Selon la proposition, les comptes d’épargne, les crypto-monnaies, les investissements en actions majoritaires et les gains provenant d’instruments financiers portant intérêt seraient soumis à l’impôt, que les actifs sous-jacents aient ou non été vendus.
Les critiques affirment que le projet de loi entraînera une fuite des capitaux des Pays-Bas vers des pays dotés de politiques fiscales plus favorables, les investisseurs cherchant à éviter des impôts aussi élevés.
Le projet de loi doit encore être adopté par le Sénat néerlandais avant de pouvoir être promulgué.
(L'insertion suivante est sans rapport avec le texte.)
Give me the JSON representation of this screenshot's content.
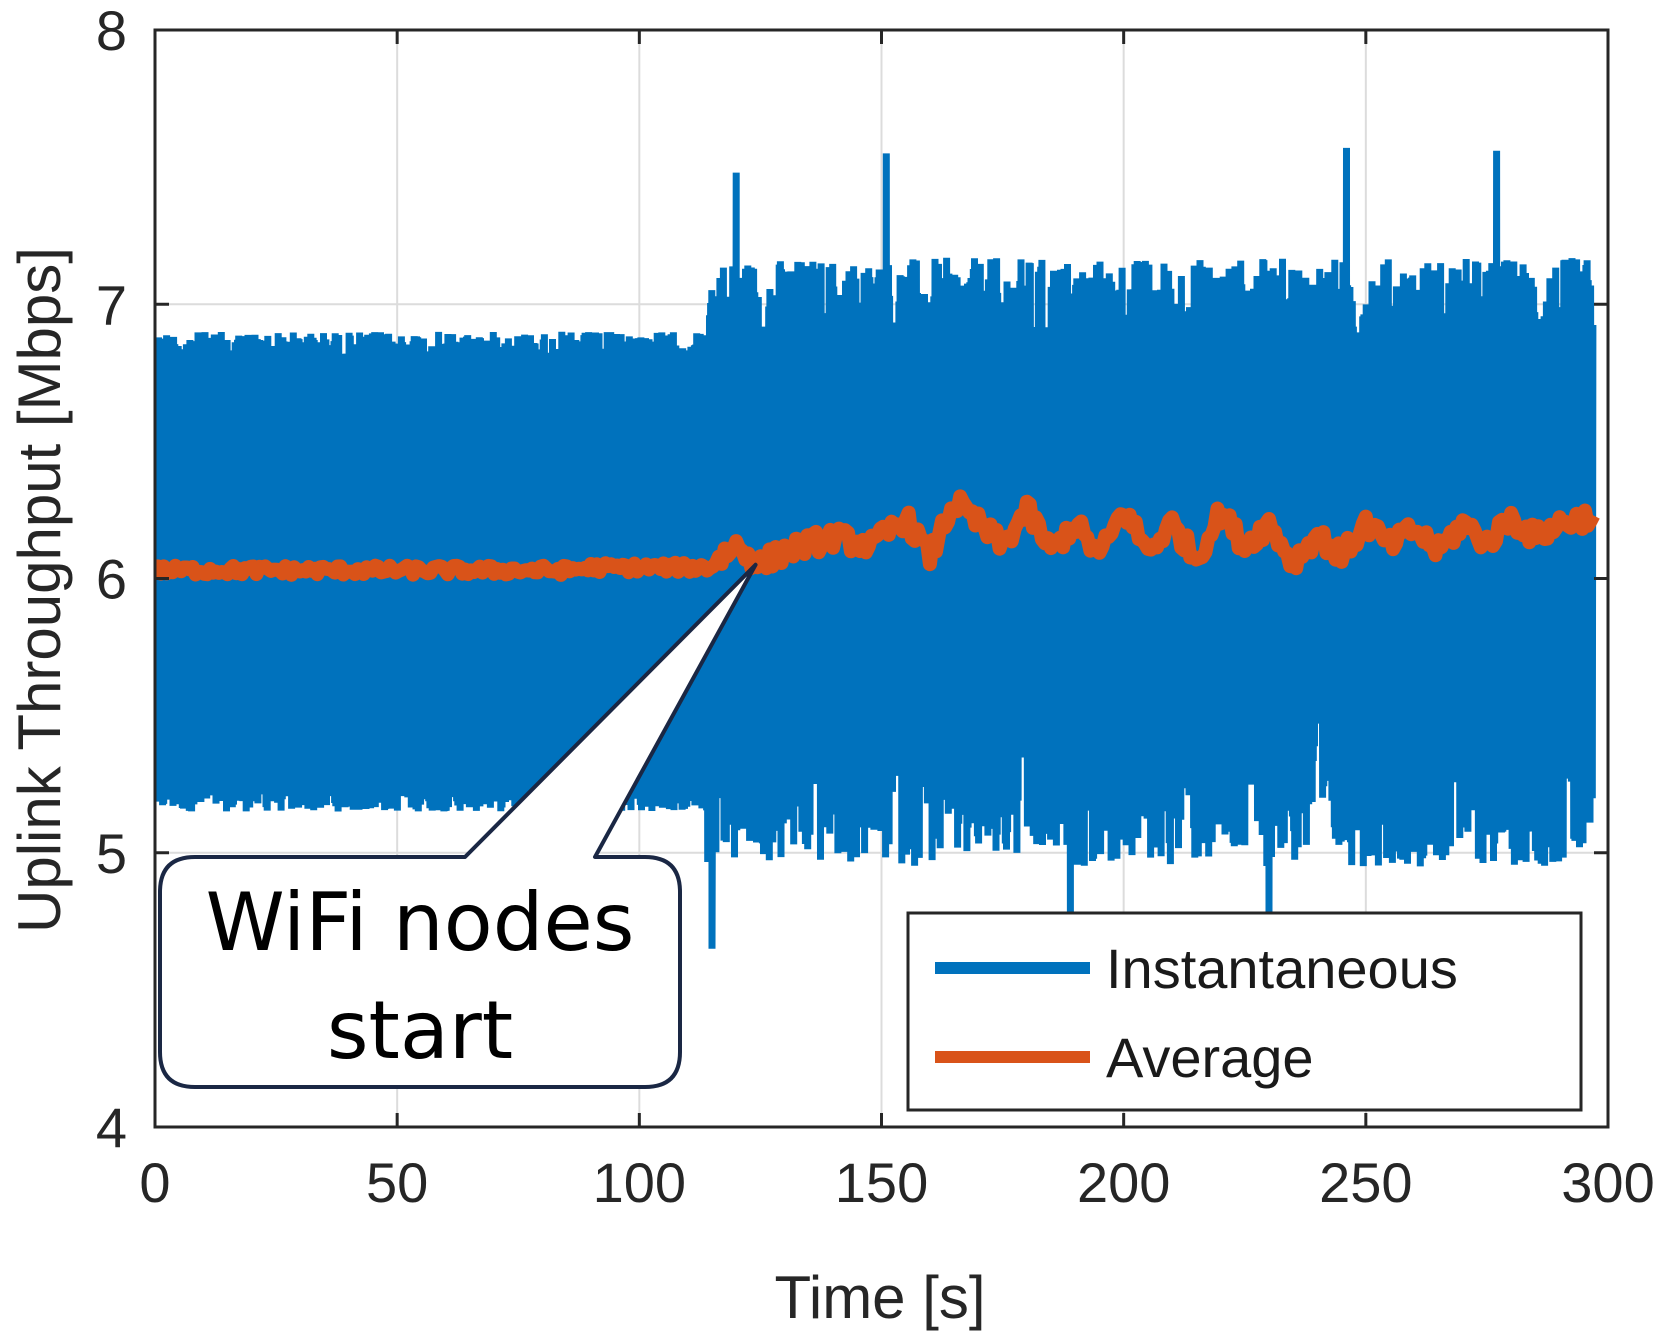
{
  "chart_data": {
    "type": "line",
    "title": "",
    "xlabel": "Time [s]",
    "ylabel": "Uplink Throughput [Mbps]",
    "xlim": [
      0,
      300
    ],
    "ylim": [
      4,
      8
    ],
    "xticks": [
      0,
      50,
      100,
      150,
      200,
      250,
      300
    ],
    "yticks": [
      4,
      5,
      6,
      7,
      8
    ],
    "xtick_labels": [
      "0",
      "50",
      "100",
      "150",
      "200",
      "250",
      "300"
    ],
    "ytick_labels": [
      "4",
      "5",
      "6",
      "7",
      "8"
    ],
    "grid": true,
    "legend_position": "bottom-right",
    "series": [
      {
        "name": "Instantaneous",
        "color": "#0072BD",
        "description_phases": [
          {
            "t_start": 0,
            "t_end": 114,
            "y_low": 5.15,
            "y_high": 6.9,
            "mean": 6.03
          },
          {
            "t_start": 114,
            "t_end": 297,
            "y_low": 4.65,
            "y_high": 7.57,
            "mean": 6.15
          }
        ],
        "notable_peaks": [
          [
            120,
            7.48
          ],
          [
            151,
            7.55
          ],
          [
            246,
            7.57
          ],
          [
            277,
            7.56
          ]
        ],
        "notable_dips": [
          [
            115,
            4.65
          ],
          [
            189,
            4.75
          ],
          [
            230,
            4.78
          ]
        ]
      },
      {
        "name": "Average",
        "color": "#D95319",
        "points": [
          [
            0,
            6.03
          ],
          [
            85,
            6.03
          ],
          [
            90,
            6.04
          ],
          [
            114,
            6.04
          ],
          [
            120,
            6.12
          ],
          [
            125,
            6.05
          ],
          [
            130,
            6.1
          ],
          [
            140,
            6.15
          ],
          [
            148,
            6.12
          ],
          [
            155,
            6.22
          ],
          [
            160,
            6.08
          ],
          [
            165,
            6.28
          ],
          [
            170,
            6.2
          ],
          [
            175,
            6.12
          ],
          [
            180,
            6.25
          ],
          [
            185,
            6.1
          ],
          [
            190,
            6.2
          ],
          [
            195,
            6.08
          ],
          [
            200,
            6.25
          ],
          [
            205,
            6.1
          ],
          [
            210,
            6.2
          ],
          [
            215,
            6.07
          ],
          [
            220,
            6.24
          ],
          [
            225,
            6.12
          ],
          [
            230,
            6.2
          ],
          [
            235,
            6.06
          ],
          [
            240,
            6.16
          ],
          [
            245,
            6.08
          ],
          [
            250,
            6.2
          ],
          [
            255,
            6.12
          ],
          [
            260,
            6.18
          ],
          [
            265,
            6.1
          ],
          [
            270,
            6.2
          ],
          [
            275,
            6.13
          ],
          [
            280,
            6.22
          ],
          [
            285,
            6.15
          ],
          [
            290,
            6.2
          ],
          [
            297,
            6.23
          ]
        ]
      }
    ],
    "legend": [
      "Instantaneous",
      "Average"
    ],
    "annotations": [
      {
        "text_line1": "WiFi nodes",
        "text_line2": "start",
        "points_to": [
          124,
          6.05
        ]
      }
    ]
  }
}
S’il est finalement adopté, il devrait entrer en vigueur au cours de l’année fiscale 2028. Mais de nombreux investisseurs de la communauté crypto ont tiré la sonnette d’alarme, prédisant que les capitaux fuiraient le pays.
Les investisseurs estiment que la taxe est irréaliste et pourrait être contre-productive
"La France a fait cela en 1997 et cela a entraîné la fuite d'un grand nombre d'entrepreneurs du pays", a déclaré Denis Payre, co-fondateur de la société de logistique Kiala.
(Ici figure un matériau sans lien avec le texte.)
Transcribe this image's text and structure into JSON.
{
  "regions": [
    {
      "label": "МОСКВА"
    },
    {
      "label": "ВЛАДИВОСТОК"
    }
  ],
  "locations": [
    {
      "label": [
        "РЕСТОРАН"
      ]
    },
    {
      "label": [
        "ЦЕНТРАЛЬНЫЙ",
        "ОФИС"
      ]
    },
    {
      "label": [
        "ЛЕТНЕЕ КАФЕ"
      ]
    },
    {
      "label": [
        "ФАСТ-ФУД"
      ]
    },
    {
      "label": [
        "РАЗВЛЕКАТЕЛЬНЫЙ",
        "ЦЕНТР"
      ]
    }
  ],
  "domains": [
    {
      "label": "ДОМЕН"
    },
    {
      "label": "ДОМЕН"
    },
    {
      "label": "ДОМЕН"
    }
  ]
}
L'analyste du marché de la cryptographie Michaël van de Poppe a qualifié la proposition de "la chose la plus stupide que j'ai vue depuis longtemps".
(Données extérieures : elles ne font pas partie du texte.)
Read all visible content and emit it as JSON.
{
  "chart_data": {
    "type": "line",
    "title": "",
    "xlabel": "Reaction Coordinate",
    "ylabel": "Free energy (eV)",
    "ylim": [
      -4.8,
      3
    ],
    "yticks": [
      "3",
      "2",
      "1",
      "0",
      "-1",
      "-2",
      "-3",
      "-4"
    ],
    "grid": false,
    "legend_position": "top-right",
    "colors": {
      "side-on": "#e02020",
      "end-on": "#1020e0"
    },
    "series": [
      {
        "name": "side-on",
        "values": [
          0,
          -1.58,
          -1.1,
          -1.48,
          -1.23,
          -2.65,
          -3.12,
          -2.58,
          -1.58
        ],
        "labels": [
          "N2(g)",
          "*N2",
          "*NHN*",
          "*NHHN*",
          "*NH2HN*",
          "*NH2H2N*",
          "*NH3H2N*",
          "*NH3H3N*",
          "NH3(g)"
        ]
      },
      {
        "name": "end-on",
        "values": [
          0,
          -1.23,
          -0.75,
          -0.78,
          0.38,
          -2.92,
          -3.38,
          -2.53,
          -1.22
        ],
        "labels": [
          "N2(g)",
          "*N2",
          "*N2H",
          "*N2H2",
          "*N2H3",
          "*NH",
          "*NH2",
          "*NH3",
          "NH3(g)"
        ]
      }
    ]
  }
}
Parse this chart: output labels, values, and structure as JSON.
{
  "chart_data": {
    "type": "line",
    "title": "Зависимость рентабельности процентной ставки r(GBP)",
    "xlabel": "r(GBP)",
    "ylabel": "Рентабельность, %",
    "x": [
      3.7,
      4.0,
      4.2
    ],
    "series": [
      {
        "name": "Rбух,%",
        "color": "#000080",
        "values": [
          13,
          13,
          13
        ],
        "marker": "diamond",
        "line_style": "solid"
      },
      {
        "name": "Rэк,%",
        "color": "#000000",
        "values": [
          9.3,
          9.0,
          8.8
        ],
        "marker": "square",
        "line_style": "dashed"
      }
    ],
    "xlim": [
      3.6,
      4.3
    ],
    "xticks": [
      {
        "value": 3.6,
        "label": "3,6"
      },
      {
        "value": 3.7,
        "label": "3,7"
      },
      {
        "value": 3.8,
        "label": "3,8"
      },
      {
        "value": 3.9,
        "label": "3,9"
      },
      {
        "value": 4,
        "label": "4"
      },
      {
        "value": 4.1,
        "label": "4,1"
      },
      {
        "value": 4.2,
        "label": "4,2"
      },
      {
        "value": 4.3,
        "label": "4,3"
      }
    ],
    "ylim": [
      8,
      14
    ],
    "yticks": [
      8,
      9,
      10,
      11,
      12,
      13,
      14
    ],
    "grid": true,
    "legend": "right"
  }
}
"Le nombre de personnes prêtes à fuir le pays sera stupéfiant", a-t-il ajouté, faisant écho aux opinions d'autres analystes et dirigeants du secteur.
Cependant, Investing Visuals souligne qu'avec le nouveau régime fiscal de 36%, le total du patrimoine après 40 ans tombera à environ 1,885 million d'euros, soit une différence de 1,435 million d'euros.
Les dirigeants américains de la cryptographie et de la technologie ont exprimé des préoccupations similaires concernant le projet d’impôt sur la fortune des milliardaires proposé par la Californie. La proposition, qui imposerait une taxe de 5 % sur la valeur nette personnelle supérieure à 1 milliard de dollars, a suscité une forte opposition et a conduit les entrepreneurs technologiques à annoncer qu'ils quitteraient la Californie.